Is the honeymoon over?  Every few days we get stories of breweries butting heads:
Last month, Tony Magee, owner of California's Lagunitas Brewing Company, sent out a series of Tweets that took exception to the release and marketing of a new brew that directly encroaches on its turf. The brew in question is Samuel Adams' Rebel IPA, a “West Coast Style” beer that’s not unlike Lagunitas’s most popular beverage. What’s more, Magee said that Koch and the Boston Beer Company was crossing the unspoken craft brew line by putting Lagunitas and other brands in the crosshairs.
“Learned that SamAdams’ Rebel IPA marketing plans incl specifically targeting our biz as well as other craft IPA. Flattering & sad, it is,” Magee wrote in one Tweet. “BB specifically told our distribs in common that they were going t TAKE r tap handles everywhere they could,” he explained in another. “That’s a directed attack … Imagine someone threatening your children…”
Today it's two Oregon breweries, and they're battling over the Apocalypse: 
The news that Apocalypse Brewing Co. has renamed itself “Opposition Brewing Company” is making the rounds now that it has become official. The change stems from a lengthy trademark dispute with fellow Oregon brewery, 10 Barrel Brewing Company, which has a beer named “Apocalypse.”
There follows a long and aggrieved statement by Opposition about the dastardly behavior of 10 Barrel.  "Indeed, at least in the short run," they write, "David does not always defeat Goliath and your small local brewery could stand up no longer to a corporate giant."
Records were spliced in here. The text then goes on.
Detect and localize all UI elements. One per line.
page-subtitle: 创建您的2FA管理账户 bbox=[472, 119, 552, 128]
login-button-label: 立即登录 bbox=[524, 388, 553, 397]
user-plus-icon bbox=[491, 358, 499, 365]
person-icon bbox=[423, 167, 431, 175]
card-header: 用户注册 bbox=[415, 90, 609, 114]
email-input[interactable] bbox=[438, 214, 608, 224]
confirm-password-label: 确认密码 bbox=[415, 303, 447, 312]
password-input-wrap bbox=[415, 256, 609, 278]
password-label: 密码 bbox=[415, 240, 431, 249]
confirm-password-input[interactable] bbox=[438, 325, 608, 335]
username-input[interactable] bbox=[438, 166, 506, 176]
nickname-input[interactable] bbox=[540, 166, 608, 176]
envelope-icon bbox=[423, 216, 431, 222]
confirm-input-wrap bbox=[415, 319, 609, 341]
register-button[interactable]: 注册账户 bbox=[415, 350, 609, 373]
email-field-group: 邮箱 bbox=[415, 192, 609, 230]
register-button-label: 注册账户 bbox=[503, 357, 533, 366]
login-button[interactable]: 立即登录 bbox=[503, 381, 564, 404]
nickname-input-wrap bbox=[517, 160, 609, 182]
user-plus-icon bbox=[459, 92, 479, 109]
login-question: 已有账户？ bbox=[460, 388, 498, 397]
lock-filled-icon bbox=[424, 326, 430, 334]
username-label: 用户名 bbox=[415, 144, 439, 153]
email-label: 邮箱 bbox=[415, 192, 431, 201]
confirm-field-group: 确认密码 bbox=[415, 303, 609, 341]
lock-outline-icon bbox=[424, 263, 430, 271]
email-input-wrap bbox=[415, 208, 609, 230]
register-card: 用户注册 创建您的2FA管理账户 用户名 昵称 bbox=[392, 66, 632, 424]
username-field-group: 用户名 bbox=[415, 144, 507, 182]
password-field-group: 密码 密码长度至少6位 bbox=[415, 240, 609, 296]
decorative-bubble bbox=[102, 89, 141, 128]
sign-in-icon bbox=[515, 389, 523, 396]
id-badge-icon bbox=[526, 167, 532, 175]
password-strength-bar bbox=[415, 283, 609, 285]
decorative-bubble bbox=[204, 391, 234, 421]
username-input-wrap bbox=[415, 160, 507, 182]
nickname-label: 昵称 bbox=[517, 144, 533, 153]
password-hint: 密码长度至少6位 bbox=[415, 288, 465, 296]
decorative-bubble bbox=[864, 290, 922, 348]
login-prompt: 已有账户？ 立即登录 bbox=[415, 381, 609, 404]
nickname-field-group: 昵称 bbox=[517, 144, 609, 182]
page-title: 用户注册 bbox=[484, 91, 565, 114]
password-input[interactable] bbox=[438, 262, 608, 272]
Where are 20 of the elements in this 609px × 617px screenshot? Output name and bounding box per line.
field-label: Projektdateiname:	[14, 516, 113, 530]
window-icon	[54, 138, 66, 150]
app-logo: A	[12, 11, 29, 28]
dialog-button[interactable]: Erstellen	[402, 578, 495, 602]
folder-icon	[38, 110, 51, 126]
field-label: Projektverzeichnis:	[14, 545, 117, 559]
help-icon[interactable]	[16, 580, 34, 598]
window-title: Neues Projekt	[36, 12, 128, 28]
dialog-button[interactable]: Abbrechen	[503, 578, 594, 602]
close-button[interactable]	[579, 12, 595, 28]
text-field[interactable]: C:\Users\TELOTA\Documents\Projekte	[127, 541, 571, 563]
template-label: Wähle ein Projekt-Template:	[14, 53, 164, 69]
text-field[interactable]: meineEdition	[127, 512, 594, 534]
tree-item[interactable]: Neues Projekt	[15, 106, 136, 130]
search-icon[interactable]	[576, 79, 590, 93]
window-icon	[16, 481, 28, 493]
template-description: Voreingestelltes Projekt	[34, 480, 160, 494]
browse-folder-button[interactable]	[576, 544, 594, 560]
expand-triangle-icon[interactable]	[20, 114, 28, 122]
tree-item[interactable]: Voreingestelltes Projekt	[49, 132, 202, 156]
I bring this up as a kind of echo to my earlier post about Goose Island.   What we're seeing is the maturation of the craft beer segment of the market, one that has a peculiar and particular self-image.  For decades now, craft breweries have been largely collaborative and craft brewing has seemed like a wonderful little collectivist world--everyone helping one another.  It wasn't faked, either--outside the job, brewers hang out together, take vacations together, and do genuinely like each other.  The market has been in a long, durable period of growth, and breweries didn't experience competition as one of their significant challenges.  It was more like a footrace, where companies had their own personal records they were trying to beat.  But that is a kind of peculiar thing in the business world--ultimately, breweries are not collaborators, they're competitors.

I don't know that we're exiting the collaborative phase yet, but these skirmishes are only the beginning.  The craft breweries with national ambitions are going to begin to encounter the same issues Miller, Coors, and Anheuser-Busch have faced for decades.  National markets are difficult to attain, and even more difficult to maintain.  It's pretty clear Stone, Samuel Adams, Sierra Nevada, Lagunitas, and New Belgium aren't all going to be able to sell IPAs in every market--where they'll be competing against local IPAs, too.  There will be winners and losers. 

The battle over names is likely to be a really big deal, too.  That's one of the problems when you have 2500 breweries and each of them is making twenty beers.  It is literally a rule of trademark law that breweries must protect their marks or lose them, so lawsuits (or cease-and-desist letters) over common names like Apocalypse are going to be the norm.  It does create strange situations where the language of craft brewing--the little guy taking on the giant--gets recast so that even relatively little guys like 10 Barrel play the role of overlord.  Probably not good PR for anyone.

Can craft brewing retain its collaborative bonhomie in a market that gets tighter and more crowded?  Probably the better question is, how long can it retain its collaborative bonhomie?